All’interno del Parco la zona con la più alta concentrazione di specie relitte steppiche è l’altopiano tra Aschi e Pescina che si rivela dunque un area di alto valore conservazionistico.
“Il ritrovamento conferma l’importanza delle praterie della Valle del Giovenco e dei versanti del Fucino, per la biodiversità e per la storia dell’ambiente del nostro Appennino,” – commenta Cinzia Sulli, responsabile del Servizio Scientifico del PNALM.
“Grande apprezzamento per la scoperta – ha dichiarato il Direttore del Parco Luciano Sammarone – a testimonianza che la ricerca scientifica è un elemento fondamentale non solo della conservazione ma anche e soprattutto della gestione dei territori. Inoltre grande plauso ad una scoperta frutto di un lavoro congiunto nazionale ed europeo a dimostrazione di come la collaborazione tra Enti sia sempre un valore aggiunto”.

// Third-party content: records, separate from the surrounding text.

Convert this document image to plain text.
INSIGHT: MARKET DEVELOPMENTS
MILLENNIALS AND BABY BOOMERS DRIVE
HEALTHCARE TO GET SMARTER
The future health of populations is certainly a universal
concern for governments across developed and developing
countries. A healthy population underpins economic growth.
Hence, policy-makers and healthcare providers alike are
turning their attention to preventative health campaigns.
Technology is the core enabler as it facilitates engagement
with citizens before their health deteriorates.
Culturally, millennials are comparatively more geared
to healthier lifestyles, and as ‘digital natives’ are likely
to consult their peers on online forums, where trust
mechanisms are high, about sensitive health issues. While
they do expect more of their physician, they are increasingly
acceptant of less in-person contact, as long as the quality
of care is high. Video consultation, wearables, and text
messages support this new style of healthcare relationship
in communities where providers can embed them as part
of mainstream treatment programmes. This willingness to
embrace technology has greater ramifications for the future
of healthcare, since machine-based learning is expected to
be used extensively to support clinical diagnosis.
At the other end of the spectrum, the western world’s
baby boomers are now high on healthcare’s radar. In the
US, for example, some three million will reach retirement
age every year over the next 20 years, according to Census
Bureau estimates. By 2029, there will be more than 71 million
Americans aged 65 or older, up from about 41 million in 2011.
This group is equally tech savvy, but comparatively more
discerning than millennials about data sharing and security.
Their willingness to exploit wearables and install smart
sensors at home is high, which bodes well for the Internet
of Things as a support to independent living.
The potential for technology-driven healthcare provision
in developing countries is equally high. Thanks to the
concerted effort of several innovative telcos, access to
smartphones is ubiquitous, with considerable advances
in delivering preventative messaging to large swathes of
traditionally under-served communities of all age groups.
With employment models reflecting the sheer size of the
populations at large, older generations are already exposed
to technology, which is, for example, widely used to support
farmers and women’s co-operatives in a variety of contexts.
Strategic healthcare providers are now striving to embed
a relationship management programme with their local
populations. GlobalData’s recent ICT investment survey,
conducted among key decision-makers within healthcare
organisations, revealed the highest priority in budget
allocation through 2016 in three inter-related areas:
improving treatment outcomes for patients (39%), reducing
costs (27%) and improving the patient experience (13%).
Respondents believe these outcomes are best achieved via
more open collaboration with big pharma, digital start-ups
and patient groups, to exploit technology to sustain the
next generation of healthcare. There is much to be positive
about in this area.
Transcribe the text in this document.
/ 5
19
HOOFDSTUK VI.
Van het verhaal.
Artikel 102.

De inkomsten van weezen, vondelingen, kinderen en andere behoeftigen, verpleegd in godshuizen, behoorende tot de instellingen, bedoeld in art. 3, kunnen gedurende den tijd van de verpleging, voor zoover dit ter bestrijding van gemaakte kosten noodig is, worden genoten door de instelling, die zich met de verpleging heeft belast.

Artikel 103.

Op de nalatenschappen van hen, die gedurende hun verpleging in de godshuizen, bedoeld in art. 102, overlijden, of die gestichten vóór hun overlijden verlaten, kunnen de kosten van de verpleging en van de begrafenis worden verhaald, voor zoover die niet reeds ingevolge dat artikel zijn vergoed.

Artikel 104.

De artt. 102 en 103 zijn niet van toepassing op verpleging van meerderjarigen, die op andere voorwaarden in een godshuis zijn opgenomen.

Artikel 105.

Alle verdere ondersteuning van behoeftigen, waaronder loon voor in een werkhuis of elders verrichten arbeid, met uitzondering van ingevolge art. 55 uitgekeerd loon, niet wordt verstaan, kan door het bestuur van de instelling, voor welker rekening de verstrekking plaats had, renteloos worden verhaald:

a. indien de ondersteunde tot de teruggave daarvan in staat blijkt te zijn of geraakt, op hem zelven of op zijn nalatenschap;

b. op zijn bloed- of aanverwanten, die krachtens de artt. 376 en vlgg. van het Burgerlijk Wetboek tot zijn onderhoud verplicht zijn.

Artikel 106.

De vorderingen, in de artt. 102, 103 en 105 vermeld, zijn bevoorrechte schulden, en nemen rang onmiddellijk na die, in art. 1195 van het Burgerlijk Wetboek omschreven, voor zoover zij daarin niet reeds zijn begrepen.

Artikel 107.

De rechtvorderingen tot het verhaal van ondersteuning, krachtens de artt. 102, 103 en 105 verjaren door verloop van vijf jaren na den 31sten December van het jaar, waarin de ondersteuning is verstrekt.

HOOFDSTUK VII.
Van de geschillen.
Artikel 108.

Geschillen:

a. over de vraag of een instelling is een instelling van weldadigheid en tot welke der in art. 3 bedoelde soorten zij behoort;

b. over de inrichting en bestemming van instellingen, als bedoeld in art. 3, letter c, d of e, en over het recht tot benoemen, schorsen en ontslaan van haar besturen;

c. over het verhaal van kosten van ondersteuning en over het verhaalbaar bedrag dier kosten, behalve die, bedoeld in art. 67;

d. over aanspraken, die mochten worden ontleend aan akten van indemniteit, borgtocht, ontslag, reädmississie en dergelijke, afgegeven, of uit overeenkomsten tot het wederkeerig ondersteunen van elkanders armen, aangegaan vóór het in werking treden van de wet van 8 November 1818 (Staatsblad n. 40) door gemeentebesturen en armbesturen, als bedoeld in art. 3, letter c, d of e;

I botanici fanno notare con preoccupazione la scarsa importanza che la normativa nazionale attribuisce ai pascoli. Le leggi italiane, infatti, tutelano rigorosamente qualunque tipo di bosco, mentre le praterie sono spesso considerate aree marginali o improduttive. “Intorno al Fucino, grandi superfici di antichissimi pascoli naturali sono state devastate dai tentativi di rimboschimento degli anni ’80, che hanno danneggiato il suolo per piantare conifere esotiche, creando un ‘deserto verde’ sotto al quale non cresce più nulla. Il rischio si ripresenta oggi visto che alcuni propongono, senza una accurata pianificazione ecologica, di piantare milioni di alberi in Italia per una mitigazione, peraltro molto dubbia, delle emissioni di CO2”, concludono i botanici.